Non trascurabili sono anche i problemi fisici legati alla vista e alla postura fissa per ore di fronte allo schermo. Ecco perché bisognerebbe fare di tutto per ridurre il numero delle ore in Dad e favorire il rientro a scuola dei ragazzi. Nei casi più difficili si può pensare a una didattica mista. Dunque con ritorni a scuola in alcune ore del giorno. O ancora, per alcune mezze giornate alla settimana. Il problema centrale sono i trasporti. Ad esso si potrebbe rimediare utilizzando gli autobus turistici. Quelli attualmente fermi a causa della pandemia”, aggiunge Oliverio Ferraris.
Il tempo on line
Fra l’altro la didattica a distanza ha bisogno di altri ritmi rispetto a quelli della classe in presenza. “Servono lezioni più dinamiche, più energiche, più capaci di incuriosire, più coinvolgenti. Quelli che i ragazzi credono essere scherzi, in realtà sono atti aggressivi. La messa online o in chat di una foto e/o di video senza il permesso dell’altro è cyberbullismo. Inoltre, queste immagini rischiano di rimanere nel web per sempre. Con tutte le conseguenze immaginabili”, aggiunge Lavenia.
Ragazzi hikikomori
A seguito di episodi di cyberbullismo, il 45,9% degli intervistati nella fascia di età tra gli 11 e i 13 anni, il 53,4% dei ragazzi tra i 14 e i 16 anni, e il 65,9% dei giovani tra i 17 e i 19 anni dice che vuole rimanere chiuso in casa. Aumenta l’autoisolamento. “Questo fenomeno si verifica per due motivi. La mancanza di prossimità con l’altro e il trauma subito – aggiunge Lavenia. – Questo è un periodo dove sono presenti entrambi motivi. Gli effetti della pandemia stanno lasciando strascichi di paure enormi. Adulti e ragazzi hanno paura di uscire di casa. Sta mancando da tanto tempo il contatto con gli altri: sono fatturi che non faranno abbassare il bisogno di autoisolarsi. E a supporto di questo si aggiunge che è cresciuta la difficoltà a immaginare un domani”.
La sindrome della capanna
In questi casi molti esperti definiscono questo isolamento come ‘sindrome della capanna’. “Si verifica quando bambini e ragazzi si abituano a restare rintanati in casa, nel bozzolo protetto della famiglia. Dopo alcune settimane sviluppano timori e paure nei confronti del mondo esterno. Lo identificano con il pericolo.
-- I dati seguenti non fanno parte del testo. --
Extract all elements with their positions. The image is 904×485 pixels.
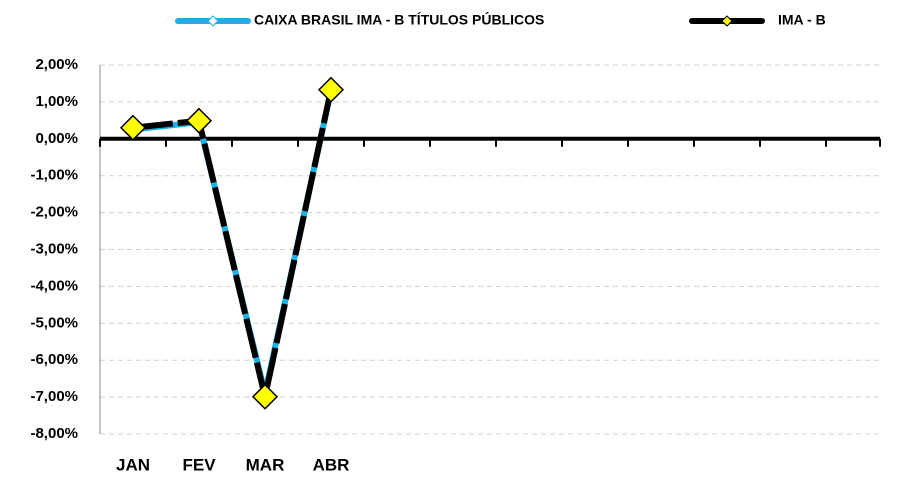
legend-marker: [207, 15, 219, 27]
y-tick-label: 2,00%: [35, 56, 78, 73]
y-tick-label: -6,00%: [30, 351, 78, 368]
y-tick-label: 0,00%: [35, 130, 78, 147]
series-line: [132, 89, 334, 400]
y-tick-label: -4,00%: [30, 277, 78, 294]
y-tick-label: -1,00%: [30, 167, 78, 184]
x-tick-label: FEV: [182, 455, 216, 474]
marker: [119, 114, 147, 141]
marker: [251, 383, 279, 410]
x-tick-label: ABR: [313, 455, 350, 474]
y-tick-label: -7,00%: [30, 388, 78, 405]
legend-label: IMA - B: [778, 12, 826, 28]
y-tick-label: -3,00%: [30, 240, 78, 257]
legend-label: CAIXA BRASIL IMA - B TÍTULOS PÚBLICOS: [254, 11, 544, 28]
y-tick-label: -8,00%: [30, 425, 78, 442]
y-tick-label: 1,00%: [35, 93, 78, 110]
x-tick-label: JAN: [116, 455, 150, 474]
legend-marker: [721, 15, 733, 27]
y-tick-label: -2,00%: [30, 204, 78, 221]
marker: [317, 76, 345, 103]
marker: [185, 107, 213, 134]
x-tick-label: MAR: [246, 455, 285, 474]
y-tick-label: -5,00%: [30, 314, 78, 331]
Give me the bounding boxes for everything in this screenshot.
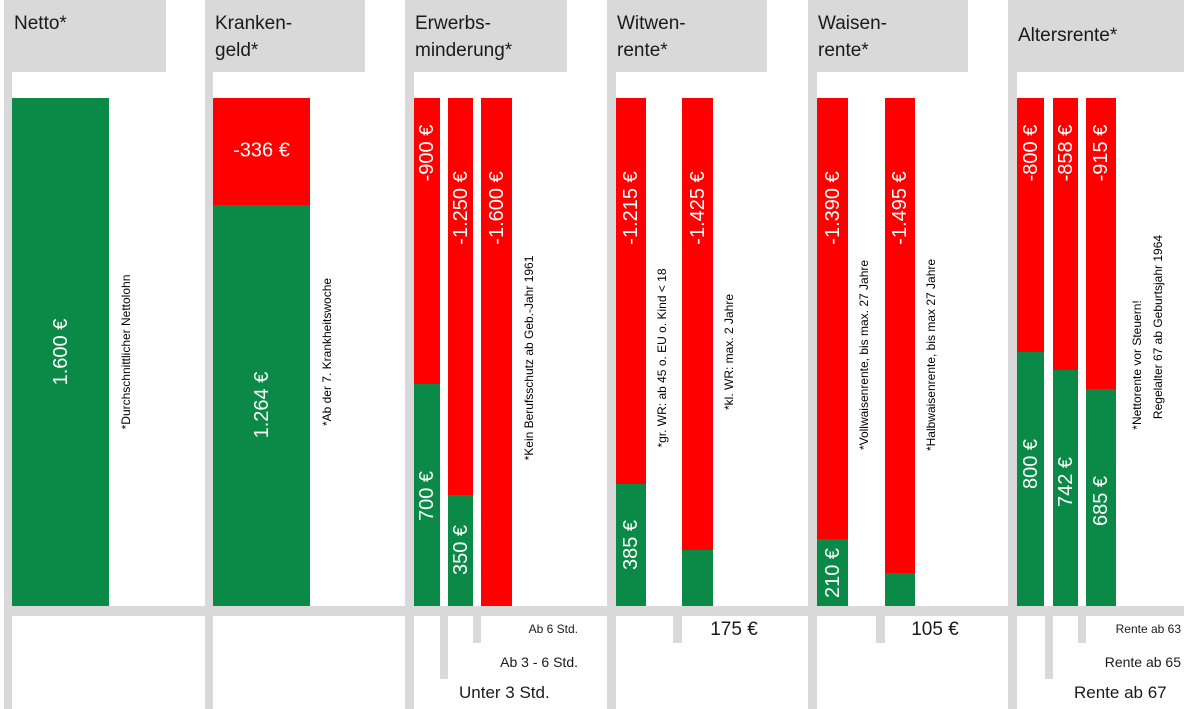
alters-step-1	[1045, 606, 1053, 679]
label-witwen-kl: 175 €	[682, 616, 786, 643]
bar-gap-11	[1086, 98, 1116, 389]
note-alters-1: *Nettorente vor Steuern!	[1130, 300, 1144, 430]
bar-gap-label-8: -1.495 €	[889, 171, 911, 245]
bar-gap-8	[885, 98, 915, 573]
bar-gap-label-5: -1.215 €	[620, 171, 642, 245]
label-em-ab-6: Ab 6 Std.	[481, 616, 584, 643]
panel-em	[405, 0, 414, 709]
header-line: rente*	[818, 40, 869, 61]
header-waisen: Waisen-rente*	[808, 0, 968, 72]
note-alters-2: Regelalter 67 ab Geburtsjahr 1964	[1151, 234, 1165, 420]
note-waisen-halb: *Halbwaisenrente, bis max 27 Jahre	[924, 258, 938, 452]
bar-benefit-5	[616, 483, 646, 606]
bar-gap-label-3: -1.250 €	[449, 171, 472, 245]
bar-benefit-10	[1053, 370, 1078, 606]
header-line: Netto*	[14, 13, 67, 34]
bar-gap-label-4: -1.600 €	[485, 171, 508, 245]
header-line: minderung*	[415, 40, 513, 61]
header-line: Witwen-	[617, 13, 686, 34]
bar-benefit-label-1: 1.264 €	[250, 371, 273, 439]
baseline-strip	[4, 606, 1184, 616]
bar-gap-label-9: -800 €	[1019, 124, 1042, 182]
panel-krankengeld	[205, 0, 213, 709]
header-line: geld*	[215, 40, 259, 61]
panel-netto	[4, 0, 12, 709]
bar-gap-6	[682, 98, 713, 551]
bar-gap-1	[213, 98, 310, 205]
waisen-step	[876, 606, 885, 643]
bar-benefit-label-11: 685 €	[1090, 475, 1112, 526]
bar-benefit-9	[1017, 352, 1044, 606]
header-line: Waisen-	[818, 13, 887, 34]
alters-step-2	[1078, 606, 1086, 643]
note-waisen-voll: *Vollwaisenrente, bis max. 27 Jahre	[857, 259, 871, 451]
header-em: Erwerbs-minderung*	[405, 0, 567, 72]
note-witwen-gr: *gr. WR: ab 45 o. EU o. Kind < 18	[655, 268, 669, 448]
bar-benefit-label-0: 1.600 €	[49, 318, 72, 386]
bar-benefit-8	[885, 572, 915, 606]
label-rente-65: Rente ab 65	[1053, 649, 1184, 675]
bar-benefit-label-2: 700 €	[416, 470, 438, 521]
panel-witwen	[607, 0, 616, 709]
label-rente-67: Rente ab 67	[1074, 683, 1167, 702]
header-witwen: Witwen-rente*	[607, 0, 767, 72]
bar-benefit-label-7: 210 €	[821, 547, 844, 598]
bar-gap-label-10: -858 €	[1054, 124, 1077, 182]
bar-gap-2	[414, 98, 440, 384]
bar-benefit-7	[817, 539, 848, 606]
label-waisen-halb: 105 €	[885, 616, 985, 643]
panel-alters	[1008, 0, 1017, 709]
em-step-2	[473, 606, 481, 643]
em-step-1	[440, 606, 448, 679]
bar-benefit-0	[12, 98, 109, 606]
bar-benefit-label-9: 800 €	[1019, 438, 1042, 490]
bar-benefit-1	[213, 204, 310, 606]
label-rente-63: Rente ab 63	[1086, 616, 1184, 643]
bar-gap-label-1: -336 €	[233, 139, 290, 162]
header-netto: Netto*	[4, 0, 166, 72]
header-line: Altersrente*	[1018, 25, 1118, 46]
bar-gap-9	[1017, 98, 1044, 352]
bar-gap-7	[817, 98, 848, 540]
note-krankengeld: *Ab der 7. Krankheitswoche	[320, 277, 334, 427]
bar-benefit-2	[414, 383, 440, 606]
label-em-unter-3: Unter 3 Std.	[459, 683, 550, 702]
bar-gap-3	[448, 98, 473, 495]
bar-gap-4	[481, 98, 512, 606]
note-netto: *Durchschnittlicher Nettolohn	[119, 274, 133, 430]
bar-benefit-6	[682, 550, 713, 606]
header-alters: Altersrente*	[1008, 0, 1184, 72]
bar-benefit-label-10: 742 €	[1054, 457, 1077, 508]
bar-benefit-3	[448, 494, 473, 606]
bar-benefit-label-3: 350 €	[449, 525, 472, 576]
bar-gap-10	[1053, 98, 1078, 371]
note-witwen-kl: *kl. WR: max. 2 Jahre	[722, 293, 736, 411]
witwen-step	[673, 606, 682, 643]
header-line: Erwerbs-	[415, 13, 492, 34]
bar-benefit-label-5: 385 €	[620, 519, 642, 570]
label-em-ab-3-6: Ab 3 - 6 Std.	[448, 649, 584, 675]
bar-gap-label-6: -1.425 €	[686, 171, 709, 245]
panel-waisen	[808, 0, 817, 709]
bar-gap-label-11: -915 €	[1090, 124, 1112, 182]
note-em: *Kein Berufsschutz ab Geb.-Jahr 1961	[522, 255, 536, 461]
bar-gap-5	[616, 98, 646, 484]
header-line: rente*	[617, 40, 668, 61]
bar-gap-label-2: -900 €	[416, 124, 438, 182]
header-line: Kranken-	[215, 13, 293, 34]
bar-benefit-11	[1086, 388, 1116, 606]
bar-gap-label-7: -1.390 €	[821, 171, 844, 245]
header-krankengeld: Kranken-geld*	[205, 0, 365, 72]
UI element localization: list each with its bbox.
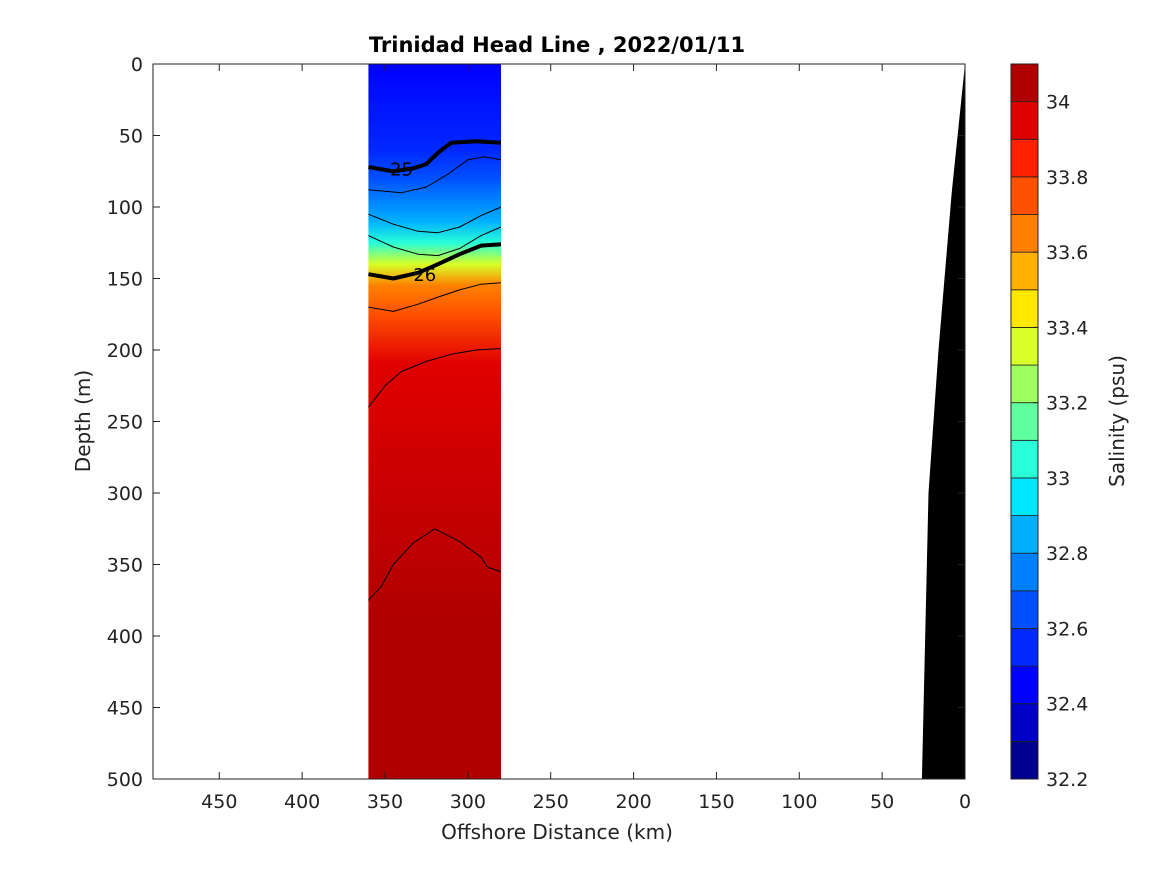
density-contour-major [368, 139, 502, 174]
density-contour [368, 528, 502, 601]
colorbar-level [1010, 251, 1039, 291]
colorbar-tick-label: 34 [1046, 92, 1070, 114]
colorbar-level [1010, 439, 1039, 479]
density-contour [368, 226, 502, 257]
plot-area: 25 26 [152, 63, 966, 780]
colorbar-tick-label: 32.4 [1046, 694, 1088, 716]
colorbar-frame [1010, 63, 1039, 780]
colorbar-level [1010, 515, 1039, 554]
colorbar-tick-label: 33.8 [1046, 167, 1088, 189]
colorbar-tick-label: 32.6 [1046, 618, 1088, 640]
colorbar-level [1010, 101, 1039, 140]
x-tick-label: 400 [284, 791, 320, 813]
y-tick-label: 150 [107, 269, 143, 291]
y-tick-label: 400 [107, 626, 143, 648]
y-tick-label: 250 [107, 412, 143, 434]
y-tick-label: 0 [131, 54, 143, 76]
x-tick-label: 150 [698, 791, 734, 813]
colorbar-level [1010, 552, 1039, 592]
salinity-section [368, 64, 501, 779]
x-tick-label: 450 [201, 791, 237, 813]
colorbar-level [1010, 176, 1039, 215]
x-tick-label: 250 [533, 791, 569, 813]
density-contour-major [368, 242, 502, 281]
x-axis-label: Offshore Distance (km) [441, 820, 673, 844]
x-tick-label: 350 [367, 791, 403, 813]
colorbar-tick-label: 32.8 [1046, 543, 1088, 565]
colorbar-level [1010, 590, 1039, 629]
x-tick-label: 200 [615, 791, 651, 813]
colorbar-level [1010, 63, 1039, 103]
y-tick-label: 450 [107, 698, 143, 720]
y-tick-label: 500 [107, 769, 143, 791]
x-tick-label: 300 [450, 791, 486, 813]
colorbar-level [1010, 628, 1039, 667]
y-axis: 0 50 100 150 200 250 300 350 400 450 500 [107, 54, 965, 791]
y-tick-label: 350 [107, 555, 143, 577]
colorbar-level [1010, 402, 1039, 441]
x-axis: 450 400 350 300 250 200 150 100 50 0 [201, 64, 971, 813]
density-contour [368, 282, 502, 312]
colorbar-level [1010, 740, 1039, 780]
y-tick-label: 200 [107, 340, 143, 362]
colorbar-label: Salinity (psu) [1105, 355, 1129, 487]
bathymetry [921, 64, 965, 779]
y-axis-label: Depth (m) [71, 370, 95, 472]
colorbar-level [1010, 364, 1039, 404]
colorbar-tick-label: 33.4 [1046, 317, 1088, 339]
plot-background [153, 64, 965, 779]
density-contour [368, 156, 502, 194]
y-tick-label: 300 [107, 483, 143, 505]
chart-title: Trinidad Head Line , 2022/01/11 [369, 33, 745, 57]
colorbar-level [1010, 289, 1039, 328]
colorbar-tick-label: 32.2 [1046, 769, 1088, 791]
x-tick-label: 0 [959, 791, 971, 813]
y-tick-label: 50 [119, 126, 143, 148]
colorbar-tick-label: 33.6 [1046, 242, 1088, 264]
density-contour [368, 206, 502, 234]
colorbar-level [1010, 703, 1039, 742]
colorbar-level [1010, 138, 1039, 178]
colorbar-level [1010, 665, 1039, 705]
contour-label: 25 [390, 159, 413, 180]
x-tick-label: 50 [870, 791, 894, 813]
colorbar-level [1010, 214, 1039, 253]
colorbar: 34 33.8 33.6 33.4 33.2 33 32.8 32.6 32.4 32.2 [1010, 63, 1088, 791]
colorbar-level [1010, 327, 1039, 366]
colorbar-tick-label: 33.2 [1046, 393, 1088, 415]
y-tick-label: 100 [107, 197, 143, 219]
contour-label: 26 [413, 265, 436, 286]
x-tick-label: 100 [781, 791, 817, 813]
colorbar-level [1010, 477, 1039, 516]
colorbar-tick-label: 33 [1046, 468, 1070, 490]
density-contour [368, 348, 502, 408]
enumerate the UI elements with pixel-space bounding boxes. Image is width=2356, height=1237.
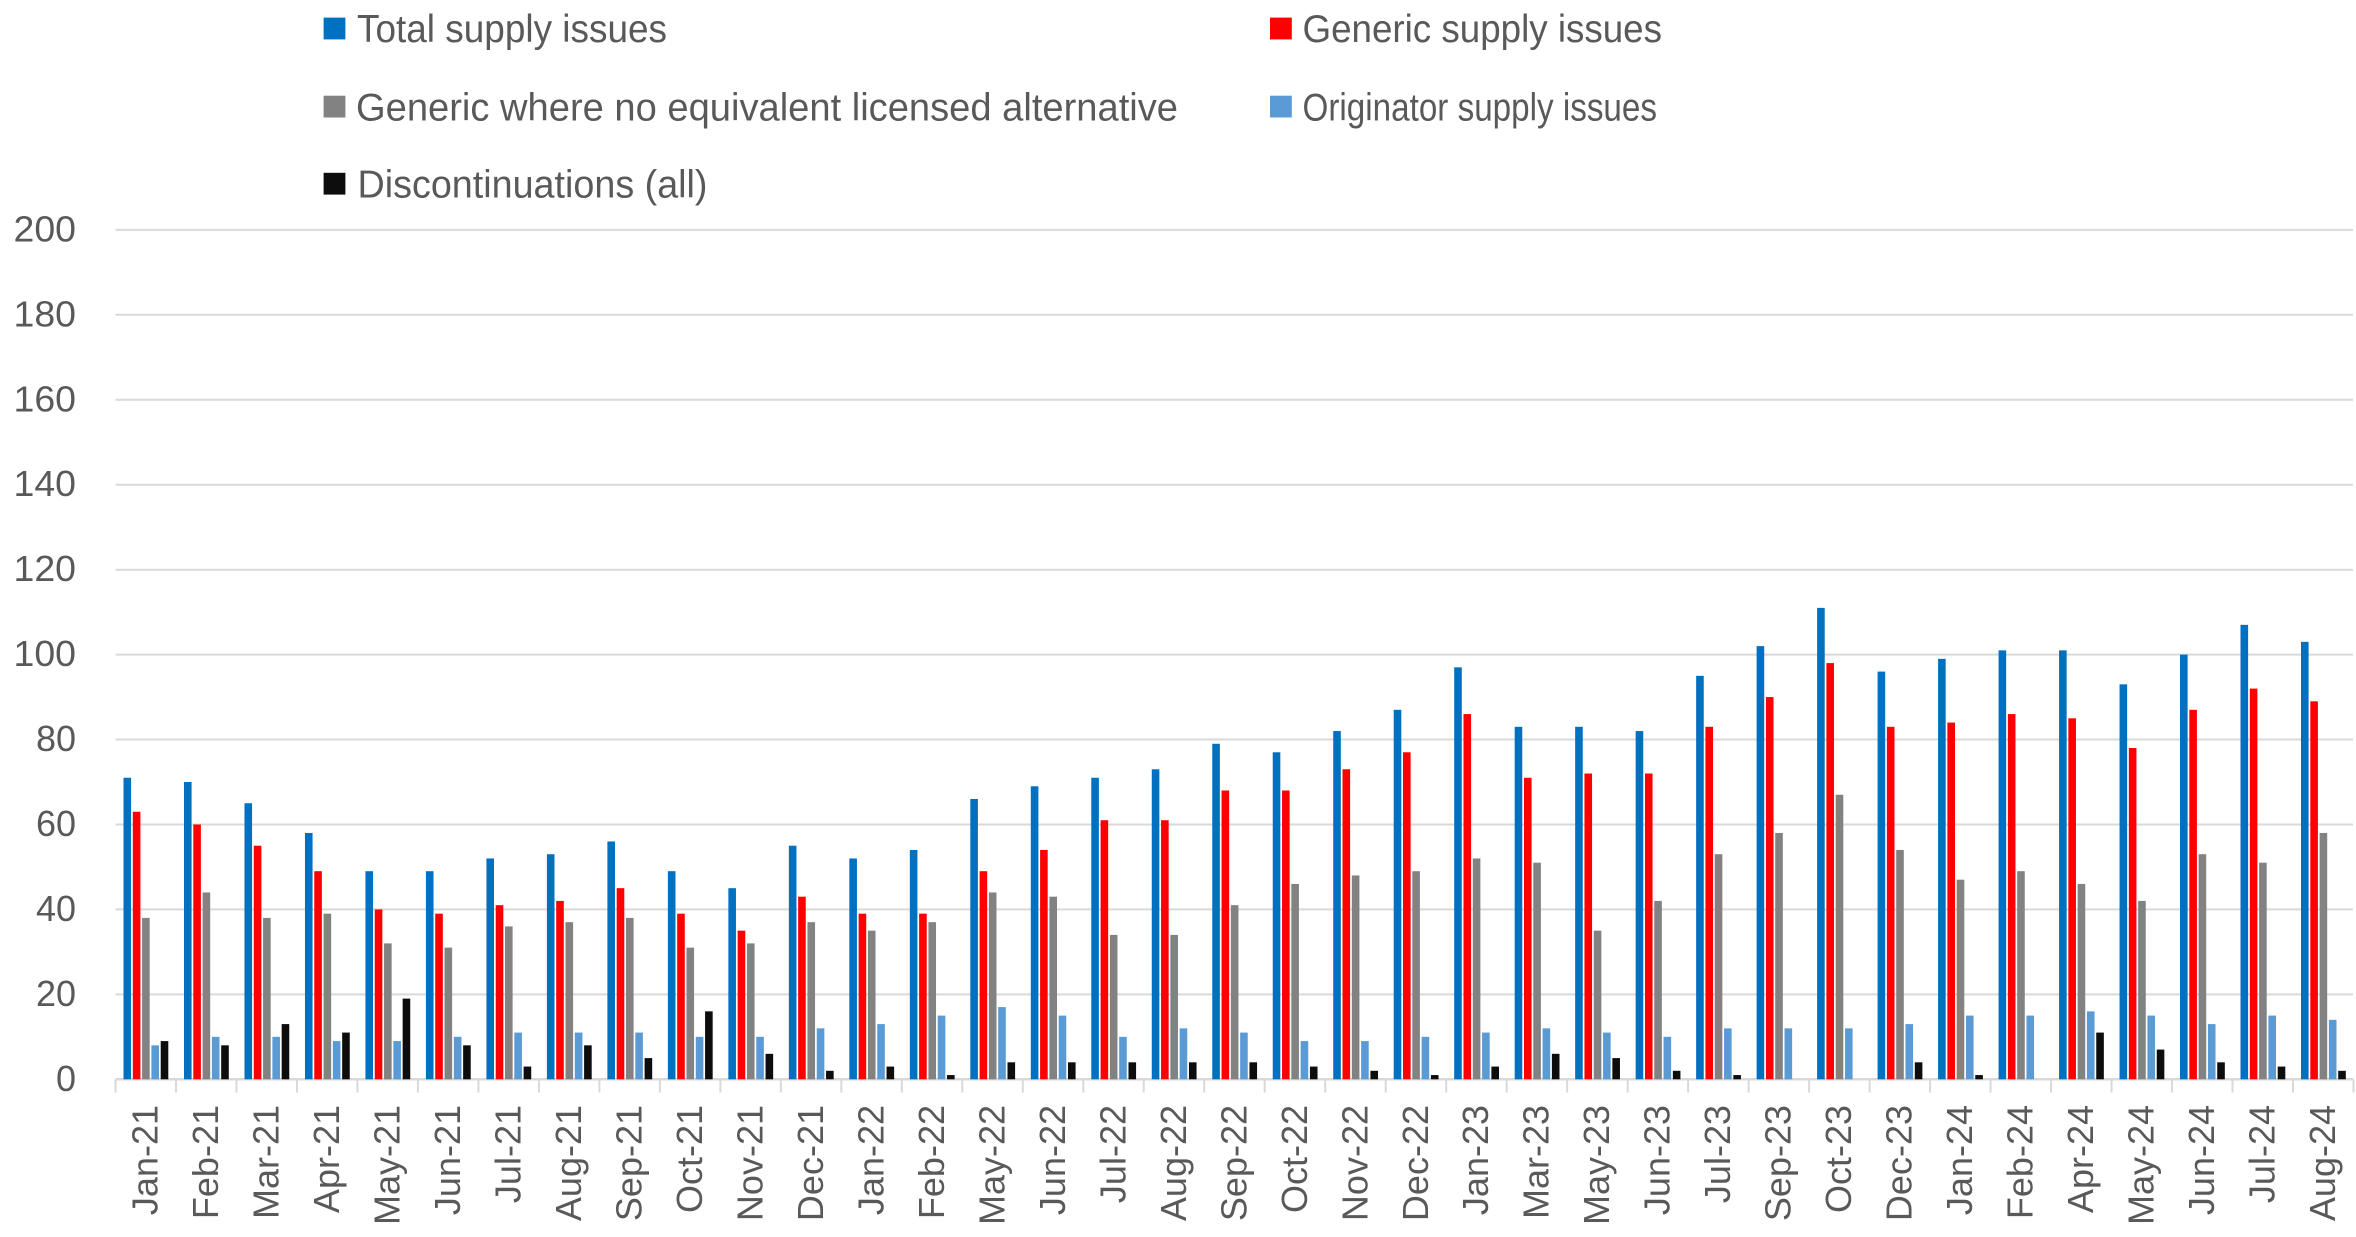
svg-text:200: 200 [14,208,77,249]
svg-text:Generic where no equivalent li: Generic where no equivalent licensed alt… [356,86,1178,129]
svg-text:Jan-22: Jan-22 [850,1105,891,1215]
svg-text:Discontinuations (all): Discontinuations (all) [358,164,708,207]
svg-text:Nov-22: Nov-22 [1334,1105,1375,1221]
svg-text:Oct-22: Oct-22 [1274,1105,1315,1213]
svg-text:Mar-23: Mar-23 [1516,1105,1557,1219]
svg-text:Jul-22: Jul-22 [1092,1105,1133,1203]
svg-text:60: 60 [36,803,76,844]
svg-text:80: 80 [36,718,76,759]
svg-text:Jul-23: Jul-23 [1697,1105,1738,1203]
svg-text:180: 180 [14,293,77,334]
svg-text:May-23: May-23 [1576,1105,1617,1225]
svg-text:Jun-24: Jun-24 [2181,1105,2222,1215]
svg-text:120: 120 [14,548,77,589]
svg-text:Aug-21: Aug-21 [548,1105,589,1221]
svg-text:Generic supply issues: Generic supply issues [1303,8,1663,51]
svg-text:May-22: May-22 [971,1105,1012,1225]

Cosicché anche quando potrebbero uscire, preferiscono restare a casa di fronte al computer o alla play station. Non per studiare ma per fare un videogioco. O ancora, per guardare una di quelle serie televisive straripanti di sollecitazioni sensoriali, emotive e sessuali”.
Come vedono il futuro
Rispetto ai dati di giugno scorso (47,5%), sono aumentati del 20% i ragazzi che non riescono a immaginare il loro futuro a seguito della pandemia. “I ragazzi possono essere molti diversi nelle loro aspirazioni. Molti pensano di poter uscire al più presto dalla pandemia e riprendere la vita di prima. Altri sono intimoriti e si rifugiano in un tipo di vita confinata tra le quattro mura – conclude Oliverio Ferraris –. Molto dipende dal clima che c’è in famiglia e che i genitori trasmettono ai figli”.